Its steady move toward digital payments shows that it is getting closer to being a cashless economy. In the past few years, there have been a number of events and changes that have led to this change.

Some of the things that have helped the change happen are the widespread use of the Internet and mobile phones, the shift from offline to online commerce caused by a virus, a strong digital infrastructure, ease of use, and the availability of multiple digital payment methods.

1. Unstructured Supplementary Service Data (USSD)

Unstructured Supplementary Service Data (USSD) was made to make sure that digital payments could be used by more people. This service lets users do business on their mobile phones even if they don’t have an internet connection. They can do this by dialing *99# from any regular phone.

The phone’s interactive menu lets you do things like transfer money from one bank account to another, check your balance, see a mini statement, and so on. For this method to work, the user must link one‘s phone to their bank account.

2. Banking Cards

Customers often use credit, debit, and prepaid cards, which are all banking cards, to make digital payments. A PIN and an each password are used to verify the owner of a banking card so that transactions are safe.

Some of the networks that make it possible for people to use banking cards are RuPay, Visa, and Mastercard. To use a banking card, you need a Point of Sale (PoS) connection or an online payment.

3.Unified Payments Interface (UPI)

With Unified Payments Interface (UPI), you can use a mobile app to access all of your bank accounts as well as their features. Users can link one‘s bank accounts to the app and do business with their preferred account.

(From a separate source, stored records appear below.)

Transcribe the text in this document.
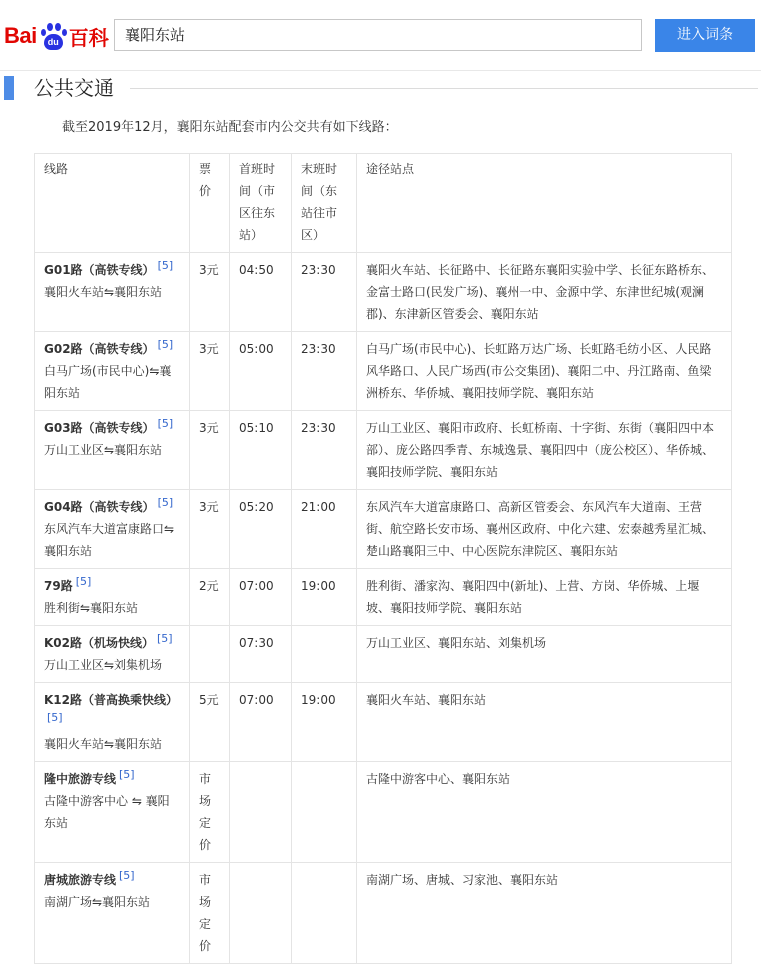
Bai	du 百科	襄阳东站	进入词条
公共交通
截至2019年12月，襄阳东站配套市内公交共有如下线路：
线路	票价	首班时间（市区往东站）	末班时间（东站往市区）	途径站点
G01路（高铁专线） [5]
襄阳火车站⇋襄阳东站	3元	04:50	23:30	襄阳火车站、长征路中、长征路东襄阳实验中学、长征东路桥东、金富士路口(民发广场)、襄州一中、金源中学、东津世纪城(观澜郡)、东津新区管委会、襄阳东站
G02路（高铁专线） [5]
白马广场(市民中心)⇋襄阳东站	3元	05:00	23:30	白马广场(市民中心)、长虹路万达广场、长虹路毛纺小区、人民路风华路口、人民广场西(市公交集团)、襄阳二中、丹江路南、鱼梁洲桥东、华侨城、襄阳技师学院、襄阳东站
G03路（高铁专线） [5]
万山工业区⇋襄阳东站	3元	05:10	23:30	万山工业区、襄阳市政府、长虹桥南、十字街、东街（襄阳四中本部）、庞公路四季青、东城逸景、襄阳四中（庞公校区）、华侨城、襄阳技师学院、襄阳东站
G04路（高铁专线） [5]
东风汽车大道富康路口⇋襄阳东站	3元	05:20	21:00	东风汽车大道富康路口、高新区管委会、东风汽车大道南、王营街、航空路长安市场、襄州区政府、中化六建、宏泰越秀星汇城、楚山路襄阳三中、中心医院东津院区、襄阳东站
79路 [5]
胜利街⇋襄阳东站	2元	07:00	19:00	胜利街、潘家沟、襄阳四中(新址)、上营、方岗、华侨城、上堰坡、襄阳技师学院、襄阳东站
K02路（机场快线） [5]
万山工业区⇋刘集机场		07:30		万山工业区、襄阳东站、刘集机场
K12路（普高换乘快线）[5]
襄阳火车站⇋襄阳东站	5元	07:00	19:00	襄阳火车站、襄阳东站
隆中旅游专线 [5]
古隆中游客中心 ⇋ 襄阳东站	市场定价			古隆中游客中心、襄阳东站
唐城旅游专线 [5]
南湖广场⇋襄阳东站	市场定价			南湖广场、唐城、习家池、襄阳东站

Unified Payments Functionality used a virtual id as just a unique identifier to send and receive money, so users didn’t have to remember and enter their bank information each time.

4. Prepaid card

A bank prepaid card is indeed a payment system that is type of pre with a certain amount for a single use and is not linked to a bank checking account. In contrast to a credit card, the user can only probably have spent what has already been put on the card.

When the card’s balance is gone, it can be reloaded at an ATM or online. Prepaid cards are often given as gifts or used as corporate rewards, among other things.

5. Mobile Wallets

The only difference between a mobile wallet and a regular wallet is that cash is stored digitally. Users could indeed link their banking to their mobile wallets so that they can add money to the wallet and use it without any trouble.

There are both banks and private companies that sell mobile wallets. Paytm Wallet, for example, is used by a lot of people in India to make digital payments. Wallets often offer cashbacks and other deals to encourage people to use them. People can also use mobile wallets to scan barcodes and pay right away.

6. PoS (Point of Sale)

The PoS (Point of Sale) is mainly the site of the transaction. It refers to a designated space or a checkout rebuff where billing is completed.

But thanks to technological advancements, debit or credit cards can now be used anywhere at a PoS machine to make payments.

7. Internet Banking

Internet banking is one of the oldest ways to make digital payments, and it involves using the bank’s website to do business. Users can use their customer IDs to log in and see all of their bank information online.

The most well-known ways to send and receive money through online payments are NEFT, RTGS, and IMPS. When you use internet banking to send money to someone else, you need their account number, IFSC code, and other information. Internet banking is another common way to pay online. A payment gateway is used to make this possible.